How major style guides rule on "anymore"
American style closes 'anymore' as an adverb of time; British English often keeps 'any more' open.
The disagreement on "anymore" is an example of closed adverb vs open determiner phrase, the category of style-guide differences that most often confuses copy editors and creates inconsistency across long documents. Below is a guide-by-guide breakdown, drawn directly from the published editions cited.

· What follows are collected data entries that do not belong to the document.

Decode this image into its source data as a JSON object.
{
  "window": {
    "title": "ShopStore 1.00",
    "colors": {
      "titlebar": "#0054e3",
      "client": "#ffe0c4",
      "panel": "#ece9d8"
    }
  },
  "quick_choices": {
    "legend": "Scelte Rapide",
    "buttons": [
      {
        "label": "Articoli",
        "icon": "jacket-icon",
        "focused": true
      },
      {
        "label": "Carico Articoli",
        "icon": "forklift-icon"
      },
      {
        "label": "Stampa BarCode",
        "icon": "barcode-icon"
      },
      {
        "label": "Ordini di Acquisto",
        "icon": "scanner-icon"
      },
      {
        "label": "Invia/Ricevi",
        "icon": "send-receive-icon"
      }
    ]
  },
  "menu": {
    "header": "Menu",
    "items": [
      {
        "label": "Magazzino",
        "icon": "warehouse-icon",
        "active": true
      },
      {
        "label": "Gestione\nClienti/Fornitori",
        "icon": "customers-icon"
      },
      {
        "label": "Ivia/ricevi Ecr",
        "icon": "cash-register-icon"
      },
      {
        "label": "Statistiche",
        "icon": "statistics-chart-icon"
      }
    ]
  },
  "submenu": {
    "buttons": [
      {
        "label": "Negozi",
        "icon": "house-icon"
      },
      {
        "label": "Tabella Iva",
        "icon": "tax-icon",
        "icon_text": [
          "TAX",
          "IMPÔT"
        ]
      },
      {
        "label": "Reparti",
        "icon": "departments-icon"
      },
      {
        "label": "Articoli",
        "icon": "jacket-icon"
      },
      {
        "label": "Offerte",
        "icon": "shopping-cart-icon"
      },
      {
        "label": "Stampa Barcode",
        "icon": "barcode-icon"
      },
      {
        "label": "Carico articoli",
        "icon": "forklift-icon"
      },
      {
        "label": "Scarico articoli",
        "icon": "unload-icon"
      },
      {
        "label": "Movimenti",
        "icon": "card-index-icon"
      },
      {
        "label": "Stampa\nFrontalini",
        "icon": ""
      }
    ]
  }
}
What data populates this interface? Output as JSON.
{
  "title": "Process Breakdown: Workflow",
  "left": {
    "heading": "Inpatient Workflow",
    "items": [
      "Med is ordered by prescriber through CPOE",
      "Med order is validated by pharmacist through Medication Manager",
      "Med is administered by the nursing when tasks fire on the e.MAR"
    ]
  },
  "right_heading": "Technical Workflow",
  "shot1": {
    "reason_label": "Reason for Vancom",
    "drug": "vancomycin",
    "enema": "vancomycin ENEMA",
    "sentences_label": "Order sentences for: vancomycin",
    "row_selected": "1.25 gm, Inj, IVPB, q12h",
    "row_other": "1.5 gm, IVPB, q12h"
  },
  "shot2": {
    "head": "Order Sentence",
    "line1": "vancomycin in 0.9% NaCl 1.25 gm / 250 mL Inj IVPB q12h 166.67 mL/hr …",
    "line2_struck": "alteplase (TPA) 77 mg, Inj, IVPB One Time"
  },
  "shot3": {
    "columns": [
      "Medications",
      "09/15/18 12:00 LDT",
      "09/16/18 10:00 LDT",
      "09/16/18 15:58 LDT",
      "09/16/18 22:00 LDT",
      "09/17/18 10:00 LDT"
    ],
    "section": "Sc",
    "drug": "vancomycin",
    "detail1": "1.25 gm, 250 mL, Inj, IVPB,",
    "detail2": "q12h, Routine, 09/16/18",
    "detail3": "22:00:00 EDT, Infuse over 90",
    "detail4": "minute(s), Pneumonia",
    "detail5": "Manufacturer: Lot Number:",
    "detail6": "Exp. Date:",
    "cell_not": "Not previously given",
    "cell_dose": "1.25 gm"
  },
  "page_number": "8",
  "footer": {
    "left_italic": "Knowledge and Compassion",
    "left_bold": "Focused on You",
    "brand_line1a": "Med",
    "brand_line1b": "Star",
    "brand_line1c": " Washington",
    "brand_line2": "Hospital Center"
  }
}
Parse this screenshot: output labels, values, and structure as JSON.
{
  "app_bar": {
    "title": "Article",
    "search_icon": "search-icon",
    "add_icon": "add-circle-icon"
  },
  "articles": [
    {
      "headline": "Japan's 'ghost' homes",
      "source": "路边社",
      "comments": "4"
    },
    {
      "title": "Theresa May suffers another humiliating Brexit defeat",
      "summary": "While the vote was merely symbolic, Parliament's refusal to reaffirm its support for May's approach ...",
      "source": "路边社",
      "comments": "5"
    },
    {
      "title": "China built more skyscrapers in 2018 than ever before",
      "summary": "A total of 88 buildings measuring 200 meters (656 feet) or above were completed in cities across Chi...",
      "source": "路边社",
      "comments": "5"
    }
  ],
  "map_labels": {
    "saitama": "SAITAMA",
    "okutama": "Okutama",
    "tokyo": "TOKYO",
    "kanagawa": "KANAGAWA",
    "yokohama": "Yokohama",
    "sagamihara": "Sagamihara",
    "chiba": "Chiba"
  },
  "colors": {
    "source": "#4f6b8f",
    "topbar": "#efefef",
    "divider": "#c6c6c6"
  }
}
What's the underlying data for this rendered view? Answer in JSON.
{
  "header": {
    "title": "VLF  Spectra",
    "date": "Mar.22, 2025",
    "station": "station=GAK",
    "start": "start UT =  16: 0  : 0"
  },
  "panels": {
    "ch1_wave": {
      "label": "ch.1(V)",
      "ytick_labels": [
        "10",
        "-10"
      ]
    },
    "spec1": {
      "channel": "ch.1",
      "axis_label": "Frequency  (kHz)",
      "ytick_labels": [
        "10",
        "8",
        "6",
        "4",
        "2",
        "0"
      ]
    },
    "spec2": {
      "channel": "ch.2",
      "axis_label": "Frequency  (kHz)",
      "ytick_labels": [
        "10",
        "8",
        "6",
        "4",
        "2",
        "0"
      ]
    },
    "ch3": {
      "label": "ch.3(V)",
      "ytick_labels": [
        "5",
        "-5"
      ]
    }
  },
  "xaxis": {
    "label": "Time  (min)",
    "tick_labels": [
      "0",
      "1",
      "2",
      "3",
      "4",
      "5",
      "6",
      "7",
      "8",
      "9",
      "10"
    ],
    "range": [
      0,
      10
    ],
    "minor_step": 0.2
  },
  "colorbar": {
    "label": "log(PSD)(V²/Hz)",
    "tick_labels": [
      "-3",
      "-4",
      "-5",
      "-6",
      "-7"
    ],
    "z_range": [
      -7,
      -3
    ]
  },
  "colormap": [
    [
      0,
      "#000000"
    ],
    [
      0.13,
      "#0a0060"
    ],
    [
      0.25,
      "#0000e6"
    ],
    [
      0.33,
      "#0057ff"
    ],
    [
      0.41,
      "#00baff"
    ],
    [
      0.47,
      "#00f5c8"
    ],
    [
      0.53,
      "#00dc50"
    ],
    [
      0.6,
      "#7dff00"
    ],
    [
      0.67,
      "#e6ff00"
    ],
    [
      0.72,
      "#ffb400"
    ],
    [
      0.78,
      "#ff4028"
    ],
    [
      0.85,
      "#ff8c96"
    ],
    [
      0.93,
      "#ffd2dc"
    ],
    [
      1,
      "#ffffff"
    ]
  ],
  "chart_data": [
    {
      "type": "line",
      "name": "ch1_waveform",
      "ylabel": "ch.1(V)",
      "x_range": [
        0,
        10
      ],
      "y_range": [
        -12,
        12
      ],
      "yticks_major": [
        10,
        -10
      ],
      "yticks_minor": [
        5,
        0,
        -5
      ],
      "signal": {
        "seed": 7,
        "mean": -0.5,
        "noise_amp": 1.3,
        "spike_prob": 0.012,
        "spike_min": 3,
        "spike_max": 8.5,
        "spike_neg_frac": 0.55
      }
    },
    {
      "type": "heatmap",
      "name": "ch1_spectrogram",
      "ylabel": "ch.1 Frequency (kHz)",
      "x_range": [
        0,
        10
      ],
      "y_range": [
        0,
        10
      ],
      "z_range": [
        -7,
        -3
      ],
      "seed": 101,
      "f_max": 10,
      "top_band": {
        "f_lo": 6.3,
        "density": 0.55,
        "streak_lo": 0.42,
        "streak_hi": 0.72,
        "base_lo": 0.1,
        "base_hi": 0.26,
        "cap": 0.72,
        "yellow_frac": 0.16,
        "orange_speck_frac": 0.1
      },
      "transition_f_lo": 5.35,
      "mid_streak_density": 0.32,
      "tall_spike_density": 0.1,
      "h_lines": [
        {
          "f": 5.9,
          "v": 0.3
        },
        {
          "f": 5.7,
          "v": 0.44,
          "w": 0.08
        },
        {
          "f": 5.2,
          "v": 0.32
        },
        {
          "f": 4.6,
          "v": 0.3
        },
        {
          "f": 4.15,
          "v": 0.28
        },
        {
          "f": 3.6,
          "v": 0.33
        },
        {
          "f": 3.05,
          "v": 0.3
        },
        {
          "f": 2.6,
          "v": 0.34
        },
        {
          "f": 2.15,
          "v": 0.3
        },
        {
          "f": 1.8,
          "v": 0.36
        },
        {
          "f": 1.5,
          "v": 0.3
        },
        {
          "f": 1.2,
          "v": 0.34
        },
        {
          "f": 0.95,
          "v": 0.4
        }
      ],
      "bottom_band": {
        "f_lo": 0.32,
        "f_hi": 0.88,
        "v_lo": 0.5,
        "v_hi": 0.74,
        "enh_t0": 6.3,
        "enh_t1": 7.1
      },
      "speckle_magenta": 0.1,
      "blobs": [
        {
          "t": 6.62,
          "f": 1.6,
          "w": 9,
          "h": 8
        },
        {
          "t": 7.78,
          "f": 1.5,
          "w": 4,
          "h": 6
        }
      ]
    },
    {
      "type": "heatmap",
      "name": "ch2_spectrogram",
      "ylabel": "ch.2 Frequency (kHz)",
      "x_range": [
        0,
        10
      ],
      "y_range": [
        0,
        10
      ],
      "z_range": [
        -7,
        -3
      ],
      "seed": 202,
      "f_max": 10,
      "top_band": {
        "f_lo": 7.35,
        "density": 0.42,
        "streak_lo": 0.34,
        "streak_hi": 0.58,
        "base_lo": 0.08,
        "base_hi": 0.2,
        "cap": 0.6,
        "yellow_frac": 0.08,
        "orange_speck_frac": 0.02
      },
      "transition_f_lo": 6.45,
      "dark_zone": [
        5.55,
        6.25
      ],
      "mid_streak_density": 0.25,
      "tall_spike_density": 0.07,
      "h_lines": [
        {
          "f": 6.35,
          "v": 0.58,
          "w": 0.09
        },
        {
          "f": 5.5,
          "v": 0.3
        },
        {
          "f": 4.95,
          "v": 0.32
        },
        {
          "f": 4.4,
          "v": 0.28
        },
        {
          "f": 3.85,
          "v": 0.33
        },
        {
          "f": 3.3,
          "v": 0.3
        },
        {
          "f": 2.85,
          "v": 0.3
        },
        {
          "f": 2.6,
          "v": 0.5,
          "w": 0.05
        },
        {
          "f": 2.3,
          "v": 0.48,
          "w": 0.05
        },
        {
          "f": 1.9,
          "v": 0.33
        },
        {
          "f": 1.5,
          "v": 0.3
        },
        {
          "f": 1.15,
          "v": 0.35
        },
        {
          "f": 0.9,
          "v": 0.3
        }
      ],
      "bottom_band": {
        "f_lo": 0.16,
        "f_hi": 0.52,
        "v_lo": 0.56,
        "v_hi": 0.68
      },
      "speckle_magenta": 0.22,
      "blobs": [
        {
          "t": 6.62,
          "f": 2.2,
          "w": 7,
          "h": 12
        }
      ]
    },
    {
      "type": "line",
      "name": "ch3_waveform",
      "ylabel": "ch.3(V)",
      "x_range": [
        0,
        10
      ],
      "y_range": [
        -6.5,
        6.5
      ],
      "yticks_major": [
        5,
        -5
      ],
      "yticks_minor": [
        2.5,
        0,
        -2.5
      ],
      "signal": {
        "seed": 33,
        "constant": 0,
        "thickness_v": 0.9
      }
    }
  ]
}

| Style guide | Preferred form |
|---|---|
| AP Stylebook (2024–2025 Edition) | anymore |
| Chicago Manual of Style | anymore (adv.) / any more (det.) |
| MLA Handbook | anymore |
| APA Publication Manual | anymore |
| Merriam-Webster Dictionary | anymore |
What the divergence actually means
Unlike many compound-modernization decisions where style guides eventually converge, "anymore" continues to show genuine divergence between major guides. The AP Stylebook treats this as a settled call; Chicago Manual leaves more flexibility; and Merriam-Webster, as a descriptive dictionary, records both forms. Source: Chicago Manual of Style, 17th Edition
The APA Publication Manual aligns with AP and Chicago on "anymore", though APA generally addresses spelling questions only when they intersect with statistical reporting or technical psychology vocabulary. Where the manual is silent, APA defers to Merriam-Webster as its standard reference. Source: APA Publication Manual, 7th Edition
Merriam-Webster lists "anymore", which serves as the lexicographic baseline for U.S. style decisions. Because Merriam-Webster's entries reflect aggregated published usage rather than editorial preference, when a guide says "follow Merriam-Webster", as APA does, that effectively delegates the call to whichever spelling has dominated the published corpus. Source: Merriam-Webster Dictionary
Garner's Modern English Usage classifies the "anymore" / "any more" pair on its Language-Change Index, a five-stage scale measuring whether a once-disputed form has been accepted into Standard English. For closed adverb vs open determiner phrase, Garner's typically rates the dominant form at Stage 4 ("ubiquitous but objected to by traditionalists") or Stage 5 ("fully accepted"). Source: Garner's Modern English Usage, 5th Edition
Practical guidance for editors
For working writers, the practical rule is straightforward: in journalism, follow AP; in academic writing in the humanities, follow MLA or Chicago; in social-science publishing, follow APA; in book publishing, follow Chicago. When no house style applies, Merriam-Webster's main entry is the safest default. The differences across these guides on "anymore" reflect not disagreement about correctness but different audiences and editorial pressures.
Editorial context
Copy editors most often mangle the "anymore" / "any more" distinction by defaulting to the closed adverbial form in quantitative contexts, where the open spelling is obligatory even in American English. A concrete example of this persistent error appears in Do you require anymore information?, which should read any more information to correctly convey an additional amount rather than temporal concession. This blunder stems from phonetic similarity, both pronounced /ɛni mɔr/, and the influence of ubiquitous adverbial examples like They don't make cars like that anymore, coupled with autocorrect complacency. The Corpus of Contemporary American English (COCA) reveals "any more" comprising over 95% of quantitative hits since 1990, underscoring the register split: closed for the adverb of time or negation (per historical compounding akin to "nowadays"), open for determiner/pronoun uses. Editorial reasoning emphasizes semantic precision over one-size-fits-all closure, a nuance overlooked in rushed proofreading.
Cross-references
For the dictionary entry, frequency data, and pronunciation of anymore, see the main word page. For other style-guide spelling decisions in this category, browse all style-guide spelling rulings.